Television in Cuba has very heavy coverage.  There are some 330,000
sets, in a total population of around 6,300,000.  Programs can be viewed
throughout the country, which is linked by a complete net of relay
stations.  The program in question is one of the more popular ones,
especially so since the beginning of the year when censorship ended and
people in whom the public has great interest have appeared on it.  It seems
safe to assume that at least one million people, and probably more, saw all
or most of the program.

The program normally runs for a half hour or one hour, depending on the
interest in the guest and the subject.  In this case, Castro had agreed to
appear only if he could have unlimited time, and he carried on for four
hours.  He was completely outspoken on any subject that came up.  A variety
of subjects was discussed, most of which he himself brought up.  Several
officers of the Embassy, including the writer, watched the program.

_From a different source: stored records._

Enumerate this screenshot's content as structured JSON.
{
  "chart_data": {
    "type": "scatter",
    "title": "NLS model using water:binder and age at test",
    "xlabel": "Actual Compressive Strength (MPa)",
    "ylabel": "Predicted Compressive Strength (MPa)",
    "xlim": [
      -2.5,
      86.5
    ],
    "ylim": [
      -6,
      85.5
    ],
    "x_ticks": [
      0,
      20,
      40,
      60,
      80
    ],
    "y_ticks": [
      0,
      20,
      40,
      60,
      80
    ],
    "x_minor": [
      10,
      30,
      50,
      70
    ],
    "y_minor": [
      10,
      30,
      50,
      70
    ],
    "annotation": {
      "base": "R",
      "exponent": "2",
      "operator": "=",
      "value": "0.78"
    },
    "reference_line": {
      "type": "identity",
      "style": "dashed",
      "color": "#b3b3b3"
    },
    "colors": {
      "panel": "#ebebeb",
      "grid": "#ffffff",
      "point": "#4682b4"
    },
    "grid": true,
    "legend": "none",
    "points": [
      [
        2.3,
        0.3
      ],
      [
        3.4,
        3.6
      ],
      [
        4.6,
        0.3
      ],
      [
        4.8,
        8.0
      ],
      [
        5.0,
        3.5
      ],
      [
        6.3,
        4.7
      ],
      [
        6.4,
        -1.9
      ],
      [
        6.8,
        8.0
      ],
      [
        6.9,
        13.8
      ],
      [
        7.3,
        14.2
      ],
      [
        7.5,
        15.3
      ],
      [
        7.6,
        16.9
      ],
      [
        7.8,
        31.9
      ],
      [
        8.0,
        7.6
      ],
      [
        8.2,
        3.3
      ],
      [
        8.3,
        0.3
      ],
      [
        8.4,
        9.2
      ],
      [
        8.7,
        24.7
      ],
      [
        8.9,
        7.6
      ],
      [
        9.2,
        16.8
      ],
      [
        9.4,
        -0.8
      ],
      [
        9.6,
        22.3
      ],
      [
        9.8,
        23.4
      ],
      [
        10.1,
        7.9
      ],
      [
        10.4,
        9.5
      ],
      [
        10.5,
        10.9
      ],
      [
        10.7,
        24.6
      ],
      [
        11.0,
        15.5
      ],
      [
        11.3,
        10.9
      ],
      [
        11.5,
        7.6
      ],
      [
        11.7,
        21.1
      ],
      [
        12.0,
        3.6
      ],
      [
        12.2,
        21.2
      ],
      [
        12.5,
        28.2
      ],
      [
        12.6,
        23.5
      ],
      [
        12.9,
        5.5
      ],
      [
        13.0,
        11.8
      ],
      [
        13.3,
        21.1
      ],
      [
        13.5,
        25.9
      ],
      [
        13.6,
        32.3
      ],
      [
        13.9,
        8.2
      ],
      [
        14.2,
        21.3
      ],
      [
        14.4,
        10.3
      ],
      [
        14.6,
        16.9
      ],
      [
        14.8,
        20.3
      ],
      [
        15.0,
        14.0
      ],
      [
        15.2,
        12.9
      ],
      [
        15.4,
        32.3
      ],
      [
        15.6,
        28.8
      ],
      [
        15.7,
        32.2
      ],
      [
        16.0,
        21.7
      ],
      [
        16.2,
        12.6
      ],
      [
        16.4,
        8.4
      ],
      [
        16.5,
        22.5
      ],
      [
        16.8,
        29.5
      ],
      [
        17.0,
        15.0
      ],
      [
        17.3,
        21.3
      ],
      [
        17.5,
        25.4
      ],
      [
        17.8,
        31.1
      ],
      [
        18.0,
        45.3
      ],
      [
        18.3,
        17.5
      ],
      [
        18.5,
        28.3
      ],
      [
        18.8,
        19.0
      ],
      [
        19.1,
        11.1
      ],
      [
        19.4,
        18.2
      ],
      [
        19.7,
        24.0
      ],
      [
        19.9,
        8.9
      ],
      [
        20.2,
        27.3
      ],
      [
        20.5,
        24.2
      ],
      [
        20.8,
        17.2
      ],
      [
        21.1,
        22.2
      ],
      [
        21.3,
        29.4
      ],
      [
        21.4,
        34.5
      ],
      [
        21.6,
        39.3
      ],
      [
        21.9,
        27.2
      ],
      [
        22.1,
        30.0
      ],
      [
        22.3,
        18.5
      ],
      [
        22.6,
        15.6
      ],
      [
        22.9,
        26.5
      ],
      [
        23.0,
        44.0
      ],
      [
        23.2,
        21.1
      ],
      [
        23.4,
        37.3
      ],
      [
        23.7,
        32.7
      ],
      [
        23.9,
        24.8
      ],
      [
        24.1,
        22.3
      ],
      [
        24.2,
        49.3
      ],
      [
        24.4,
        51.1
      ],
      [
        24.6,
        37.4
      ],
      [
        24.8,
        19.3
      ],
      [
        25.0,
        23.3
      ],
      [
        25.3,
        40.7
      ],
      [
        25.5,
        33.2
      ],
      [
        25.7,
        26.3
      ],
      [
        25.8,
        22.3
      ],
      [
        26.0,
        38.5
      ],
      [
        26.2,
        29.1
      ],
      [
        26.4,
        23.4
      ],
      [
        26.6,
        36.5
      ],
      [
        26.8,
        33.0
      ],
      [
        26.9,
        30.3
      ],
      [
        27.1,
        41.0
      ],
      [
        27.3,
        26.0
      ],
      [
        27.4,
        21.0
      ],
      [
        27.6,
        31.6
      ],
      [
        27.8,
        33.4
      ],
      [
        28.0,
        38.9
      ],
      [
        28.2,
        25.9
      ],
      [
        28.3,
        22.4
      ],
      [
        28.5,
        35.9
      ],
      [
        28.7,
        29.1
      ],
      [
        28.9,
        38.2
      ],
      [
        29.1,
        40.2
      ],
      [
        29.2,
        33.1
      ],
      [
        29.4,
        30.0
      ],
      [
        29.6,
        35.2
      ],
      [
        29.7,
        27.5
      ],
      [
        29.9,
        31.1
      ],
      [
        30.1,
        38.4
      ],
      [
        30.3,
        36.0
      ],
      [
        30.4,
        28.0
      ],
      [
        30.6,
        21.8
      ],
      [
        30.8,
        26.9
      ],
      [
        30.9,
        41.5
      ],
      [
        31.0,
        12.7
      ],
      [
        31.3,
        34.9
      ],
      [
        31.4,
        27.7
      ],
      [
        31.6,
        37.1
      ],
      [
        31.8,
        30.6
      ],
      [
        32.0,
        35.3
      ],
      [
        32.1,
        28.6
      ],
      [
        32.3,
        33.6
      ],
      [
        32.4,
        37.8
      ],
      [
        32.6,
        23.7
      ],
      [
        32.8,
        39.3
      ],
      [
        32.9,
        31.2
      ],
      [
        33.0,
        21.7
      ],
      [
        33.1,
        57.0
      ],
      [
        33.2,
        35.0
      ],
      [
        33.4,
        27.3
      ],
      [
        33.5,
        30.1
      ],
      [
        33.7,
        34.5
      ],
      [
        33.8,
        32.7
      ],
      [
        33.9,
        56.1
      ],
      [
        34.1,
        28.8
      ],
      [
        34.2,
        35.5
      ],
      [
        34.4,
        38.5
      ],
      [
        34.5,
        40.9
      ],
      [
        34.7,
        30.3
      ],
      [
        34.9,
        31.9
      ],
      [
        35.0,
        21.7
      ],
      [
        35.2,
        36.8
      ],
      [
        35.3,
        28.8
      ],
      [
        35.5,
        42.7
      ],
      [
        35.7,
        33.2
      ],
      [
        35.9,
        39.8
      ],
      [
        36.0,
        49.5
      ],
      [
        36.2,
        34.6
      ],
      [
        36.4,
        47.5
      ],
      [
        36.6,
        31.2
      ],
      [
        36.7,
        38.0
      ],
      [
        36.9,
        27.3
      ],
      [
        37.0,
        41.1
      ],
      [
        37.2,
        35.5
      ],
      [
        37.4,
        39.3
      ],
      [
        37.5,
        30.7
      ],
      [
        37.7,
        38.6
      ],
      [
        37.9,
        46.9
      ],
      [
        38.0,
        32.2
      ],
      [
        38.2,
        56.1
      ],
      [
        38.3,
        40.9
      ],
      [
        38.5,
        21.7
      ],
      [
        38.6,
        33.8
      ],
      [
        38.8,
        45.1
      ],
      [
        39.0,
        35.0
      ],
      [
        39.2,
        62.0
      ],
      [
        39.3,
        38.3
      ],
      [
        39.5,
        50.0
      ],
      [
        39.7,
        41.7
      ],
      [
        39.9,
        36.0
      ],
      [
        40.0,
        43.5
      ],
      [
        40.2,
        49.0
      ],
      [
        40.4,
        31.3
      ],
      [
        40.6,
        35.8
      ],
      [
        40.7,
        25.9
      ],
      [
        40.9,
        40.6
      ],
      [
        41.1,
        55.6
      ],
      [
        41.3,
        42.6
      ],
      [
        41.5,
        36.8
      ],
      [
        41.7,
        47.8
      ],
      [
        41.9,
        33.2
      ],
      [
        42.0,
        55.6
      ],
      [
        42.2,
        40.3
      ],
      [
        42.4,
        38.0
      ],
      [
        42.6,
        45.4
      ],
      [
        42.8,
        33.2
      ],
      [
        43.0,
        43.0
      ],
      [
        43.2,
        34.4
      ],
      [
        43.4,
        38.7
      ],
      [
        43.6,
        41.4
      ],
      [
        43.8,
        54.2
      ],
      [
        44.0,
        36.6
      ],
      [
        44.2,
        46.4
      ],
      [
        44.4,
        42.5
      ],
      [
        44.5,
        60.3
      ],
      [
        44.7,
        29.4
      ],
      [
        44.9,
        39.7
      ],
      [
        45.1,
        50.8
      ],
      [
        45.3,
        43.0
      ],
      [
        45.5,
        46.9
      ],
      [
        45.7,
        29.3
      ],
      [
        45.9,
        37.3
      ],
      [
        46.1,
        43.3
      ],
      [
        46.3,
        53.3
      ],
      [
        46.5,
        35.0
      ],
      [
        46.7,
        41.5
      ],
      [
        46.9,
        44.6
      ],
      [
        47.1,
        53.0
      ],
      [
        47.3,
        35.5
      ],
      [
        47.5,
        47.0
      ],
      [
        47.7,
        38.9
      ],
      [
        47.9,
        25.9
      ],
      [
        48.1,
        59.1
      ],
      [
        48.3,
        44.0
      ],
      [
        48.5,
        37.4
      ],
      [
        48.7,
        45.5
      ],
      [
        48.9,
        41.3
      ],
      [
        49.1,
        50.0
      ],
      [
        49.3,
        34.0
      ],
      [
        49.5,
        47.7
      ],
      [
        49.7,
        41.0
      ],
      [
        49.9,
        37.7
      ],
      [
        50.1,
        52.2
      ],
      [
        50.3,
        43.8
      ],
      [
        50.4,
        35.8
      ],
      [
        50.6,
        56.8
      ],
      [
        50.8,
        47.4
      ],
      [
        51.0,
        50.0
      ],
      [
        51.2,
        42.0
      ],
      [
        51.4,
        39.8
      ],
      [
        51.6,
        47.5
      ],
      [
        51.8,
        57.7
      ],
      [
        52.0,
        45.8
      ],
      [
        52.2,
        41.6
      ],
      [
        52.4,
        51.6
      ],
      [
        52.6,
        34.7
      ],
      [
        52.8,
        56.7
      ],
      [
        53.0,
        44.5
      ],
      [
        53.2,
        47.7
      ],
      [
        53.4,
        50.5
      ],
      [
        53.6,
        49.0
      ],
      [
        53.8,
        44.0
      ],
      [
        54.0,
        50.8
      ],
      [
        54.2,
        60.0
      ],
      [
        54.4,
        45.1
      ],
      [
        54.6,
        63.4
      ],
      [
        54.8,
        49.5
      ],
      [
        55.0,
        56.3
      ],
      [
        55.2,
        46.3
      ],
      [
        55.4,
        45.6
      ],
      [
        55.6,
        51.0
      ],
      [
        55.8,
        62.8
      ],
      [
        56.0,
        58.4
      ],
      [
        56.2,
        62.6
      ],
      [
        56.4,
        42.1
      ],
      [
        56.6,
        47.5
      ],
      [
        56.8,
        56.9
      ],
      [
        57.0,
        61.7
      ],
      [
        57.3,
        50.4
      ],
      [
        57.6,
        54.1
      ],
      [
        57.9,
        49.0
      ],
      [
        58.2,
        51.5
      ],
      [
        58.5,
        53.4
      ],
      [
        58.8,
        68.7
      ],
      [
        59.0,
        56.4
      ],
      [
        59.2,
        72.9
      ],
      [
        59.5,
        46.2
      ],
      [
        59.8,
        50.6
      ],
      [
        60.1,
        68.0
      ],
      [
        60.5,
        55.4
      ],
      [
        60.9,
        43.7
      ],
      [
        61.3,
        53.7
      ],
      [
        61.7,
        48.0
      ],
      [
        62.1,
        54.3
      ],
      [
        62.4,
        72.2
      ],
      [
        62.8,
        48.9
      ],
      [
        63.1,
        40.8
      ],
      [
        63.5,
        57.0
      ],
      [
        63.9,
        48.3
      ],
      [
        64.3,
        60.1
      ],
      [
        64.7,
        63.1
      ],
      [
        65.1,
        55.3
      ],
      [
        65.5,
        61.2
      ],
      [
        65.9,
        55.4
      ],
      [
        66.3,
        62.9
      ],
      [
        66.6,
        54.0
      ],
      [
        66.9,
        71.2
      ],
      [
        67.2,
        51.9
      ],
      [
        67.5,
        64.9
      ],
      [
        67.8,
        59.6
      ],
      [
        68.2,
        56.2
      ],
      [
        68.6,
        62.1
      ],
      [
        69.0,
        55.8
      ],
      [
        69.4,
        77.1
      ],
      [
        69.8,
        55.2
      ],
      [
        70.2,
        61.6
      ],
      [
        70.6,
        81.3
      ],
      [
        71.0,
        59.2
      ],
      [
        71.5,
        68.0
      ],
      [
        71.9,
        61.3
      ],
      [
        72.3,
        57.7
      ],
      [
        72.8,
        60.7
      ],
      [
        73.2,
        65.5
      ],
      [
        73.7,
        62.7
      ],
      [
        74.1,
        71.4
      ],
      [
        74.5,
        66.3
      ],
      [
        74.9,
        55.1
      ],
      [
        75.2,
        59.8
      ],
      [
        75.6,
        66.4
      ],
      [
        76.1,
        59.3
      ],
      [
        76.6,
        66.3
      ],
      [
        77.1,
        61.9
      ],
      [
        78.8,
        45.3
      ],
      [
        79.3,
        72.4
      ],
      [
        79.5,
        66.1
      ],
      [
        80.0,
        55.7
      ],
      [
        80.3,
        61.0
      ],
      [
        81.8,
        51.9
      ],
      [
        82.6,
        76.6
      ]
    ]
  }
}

For the use of interested offices of the Department, there is enclosed
a transcript of the program supplied by a local radio-TV service.  It
appears to be an accurate version, taken from tape.  Unfortunately, it is
unable to capture the atmosphere of the program:  Castro in his standard
uniform of rumpled fatigues, radiating health and boundless energy, hunched
over the table as he talks, waving arms and hands, with the eternal cigar
always at hand.  Words pour from him in a ceaseless torrent.  He appears
literally capable of talking forever, on any subject under the sun.  He is
a dynamic, forceful speaker, with that rare quality of fixing and swaying
his audience regardless of the contents of his words.  His language was
careless and informal.  He spoke with tremendous vitality and rapidity.